A flag with the logo of China’s Communist Party flies as people line up for COVID-19 tests at a testing site in an office complex in Beijing, Friday, April 29, 2022.
Credit: AP Photo/Mark Schiefelbein
China’s fight with COVID-19 has entered a new round. Following the country’s most severe outbreaks since the start of the pandemic, President Xi Jinping has instructed officials to double down on his signature “zero COVID” policy of strictly testing, tracing, and isolating positive cases. Drawing on Mao-era terminology, Xi declared that “perseverance is victory” in what he has dubbed a “people’s war” against COVID-19.
Xi’s latest words also signal an unprecedented level of political sensitivity around his maximum suppression strategy. In a warning against dissent, Xi called on officials to “resolutely struggle” against those who “distort, question or negate our nation’s pandemic containment policies,” conveying a distinctly nationalistic tone. This comes amid growing criticism of Beijing’s zero-tolerance approach from both domestic and foreign observers.
Numerous prominent figures have recently been censored after making bearish comments about China’s economy or questioning the legality of hardline measures. Even the director general of the World Health Organization has now become a victim of Beijing’s wrath, after he said that zero COVID was unsustainable.
At the same time, foreign business sentiment has been rapidly declining. The number of European companies that are considering divesting from China has more than doubled since the beginning of 2022. Meanwhile, Japanese brokerage firm Nomura has identified zero COVID as the dominant obstacle to growth in China.
The language of Xi’s recent warning also suggests that there is some divergence on zero COVID within the Chinese Communist Party. Speaking to the Politburo Standing Committee on May 5, Xi’s comments were notable for making no reference to the economic disruption of lockdowns. This contrasts with earlier Politburo statements, as well as recent comments by Premier Li Keqiang and Vice Premier Hu Chunhua.
Xi has sent a clear signal that he ultimately considers COVID-19 mitigation to be an even higher priority than the economy. This prompts an important question: Given all of the growing opposition and mounting economic disruption, why does China’s leader still feel the need to stick with such strict containment measures?
As I have explored before in The Diplomat, one reason is a narrative of systemic superiority that Beijing developed after its earlier success at suppressing COVID-19. It would also be a significant risk for Xi Jinping to change course during this politically charged year, in which he is expected seek a convention-breaking third term in power.

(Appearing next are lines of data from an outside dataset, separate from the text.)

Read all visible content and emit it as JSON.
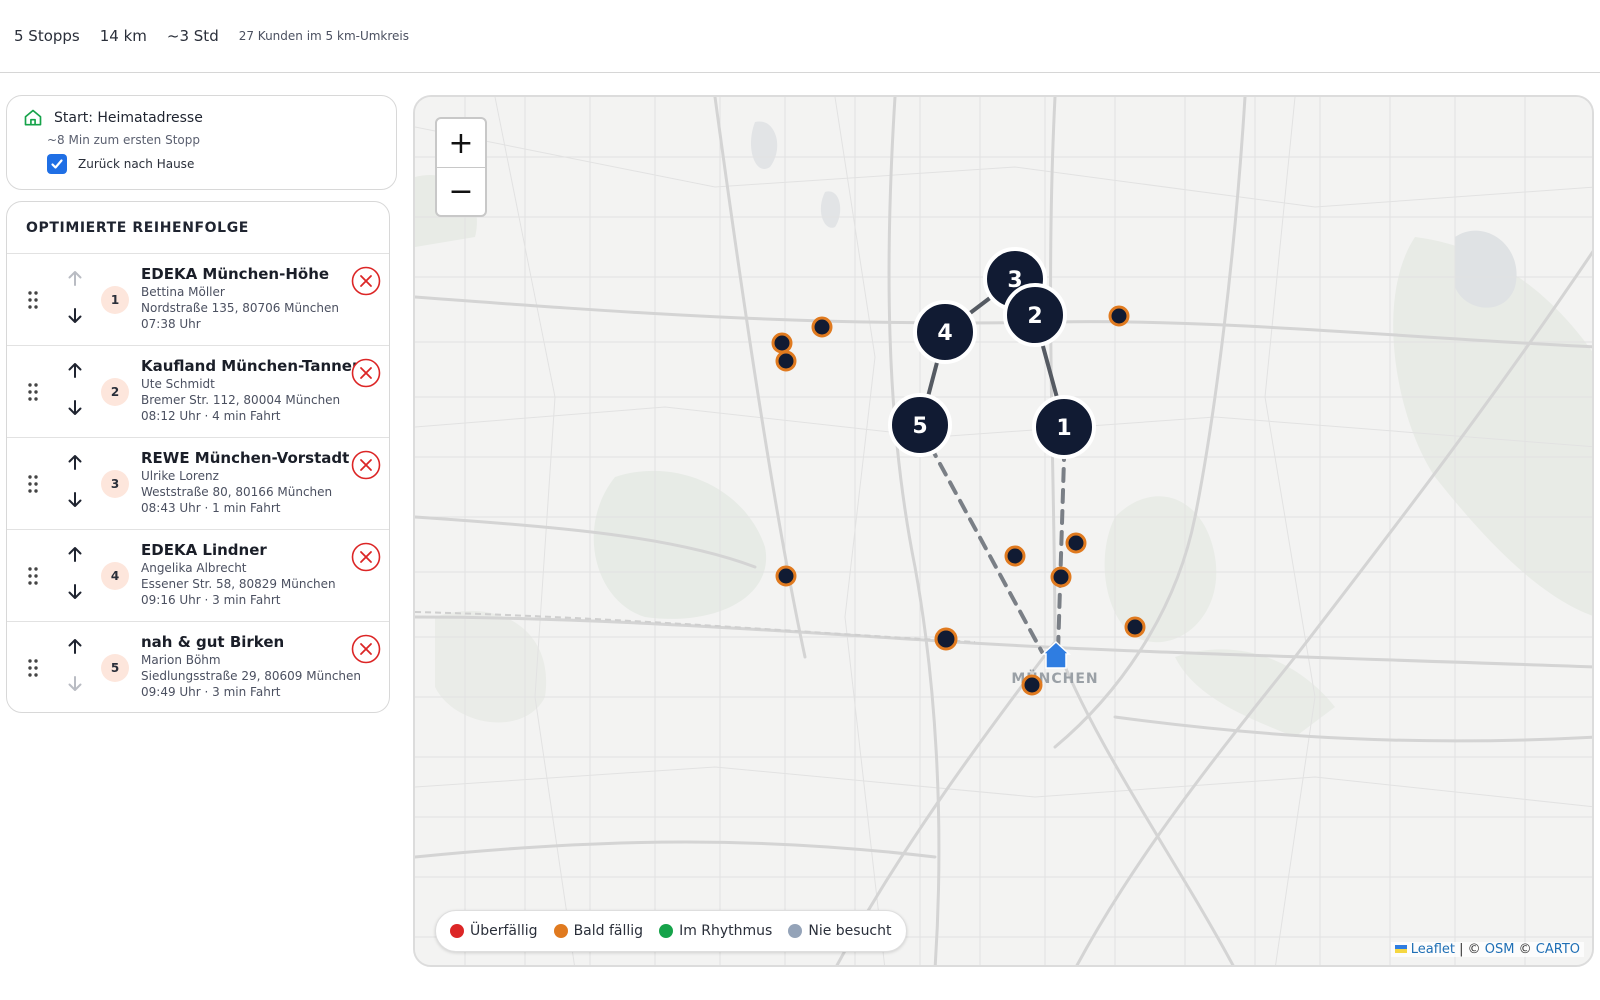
{
  "summary": {
    "stops": "5 Stopps",
    "distance": "14 km",
    "duration": "~3 Std",
    "customers_nearby": "27 Kunden im 5 km-Umkreis"
  },
  "start": {
    "label": "Start: Heimatadresse",
    "sub": "~8 Min zum ersten Stopp",
    "return_home_label": "Zurück nach Hause",
    "return_home_checked": true,
    "icon": "home-icon"
  },
  "route": {
    "title": "OPTIMIERTE REIHENFOLGE",
    "stops": [
      {
        "num": "1",
        "name": "EDEKA München-Höhe",
        "contact": "Bettina Möller",
        "address": "Nordstraße 135, 80706 München",
        "time": "07:38 Uhr",
        "up_enabled": false,
        "down_enabled": true
      },
      {
        "num": "2",
        "name": "Kaufland München-Tannen",
        "contact": "Ute Schmidt",
        "address": "Bremer Str. 112, 80004 München",
        "time": "08:12 Uhr  · 4 min Fahrt",
        "up_enabled": true,
        "down_enabled": true
      },
      {
        "num": "3",
        "name": "REWE München-Vorstadt",
        "contact": "Ulrike Lorenz",
        "address": "Weststraße 80, 80166 München",
        "time": "08:43 Uhr  · 1 min Fahrt",
        "up_enabled": true,
        "down_enabled": true
      },
      {
        "num": "4",
        "name": "EDEKA Lindner",
        "contact": "Angelika Albrecht",
        "address": "Essener Str. 58, 80829 München",
        "time": "09:16 Uhr  · 3 min Fahrt",
        "up_enabled": true,
        "down_enabled": true
      },
      {
        "num": "5",
        "name": "nah & gut Birken",
        "contact": "Marion Böhm",
        "address": "Siedlungsstraße 29, 80609 München",
        "time": "09:49 Uhr  · 3 min Fahrt",
        "up_enabled": true,
        "down_enabled": false
      }
    ]
  },
  "map": {
    "zoom_in": "+",
    "zoom_out": "−",
    "city_label": "MÜNCHEN",
    "marker_labels": [
      "1",
      "2",
      "3",
      "4",
      "5"
    ],
    "legend": [
      {
        "label": "Überfällig",
        "color": "#dc2626"
      },
      {
        "label": "Bald fällig",
        "color": "#e07a1f"
      },
      {
        "label": "Im Rhythmus",
        "color": "#16a34a"
      },
      {
        "label": "Nie besucht",
        "color": "#94a3b8"
      }
    ],
    "attribution": {
      "leaflet": "Leaflet",
      "sep1": " | © ",
      "osm": "OSM",
      "sep2": " © ",
      "carto": "CARTO"
    },
    "colors": {
      "stop_marker": "#111b33",
      "customer_ring": "#e07a1f",
      "route_line": "#555a62",
      "home": "#2f7de1"
    }
  }
}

But Xi’s renewed commitment to zero COVID makes sense for another reason. During almost a decade in power, China’s leader has repeatedly shown a willingness to deprioritize economic growth in favor of political and social issues that he considers more urgent. Last year’s “common prosperity” campaign to redistribute wealth is a case in point, while efforts to alleviate rural poverty and protect the environment also fit this calculus.
So far, these initiatives where Xi has sacrificed growth have been facilitated by a clear socio-political rationale, strong stakeholder support, and a stable economy. But zero COVID is now increasingly unable to depend on such favorable conditions. As the virus has become less deadly but more infectious, the logic of continuing with strict containment has weakened, support for the policy has waned, and the health of China’s economy appears to be rapidly deteriorating.
This should be troubling for the Chinese president. The economy is a key political battleground in any country, but especially China, where consistent growth has been a major source of political legitimacy since the late 1970s. Xi knows this, and his administration has generally shown that it will fight political battles only where there is the economic cushion to do so.
Last year’s regulatory crackdown exemplifies this political-economic interplay. Though hugely disruptive, the intervention was practicable because of the economy’s relatively robust condition at the time (as an April 2021 statement made clear). Many citizens and officials voiced support for efforts to rein in monopolistic and invasive corporate practices. As growth has weakened, however, priorities have shifted, and Xi’s government appears to have paused its campaign against the “disorderly expansion of capital.”
So when might we see a similar inflection point in the calculus of zero COVID? Many are expecting a relaxation following the 20th National Party Congress, which recent precedent suggests may happen this October or November.
But while the Party Congress is no doubt hugely important, any U-turn on zero COVID may depend in large part on China’s macro-economic performance. Xi’s record suggests that he will only sacrifice growth up to the point that it does not threaten stability. And while first quarter indicators largely held steady, recent figures for exports and employment are painting an increasingly bleak picture of China’s economy.
If activity remains depressed over the next one or two quarters, the economic and social effects would start to be felt much more acutely. It is precisely this sort of politically destabilizing scenario that Xi needs to avoid and that could ultimately force him to change direction on zero COVID.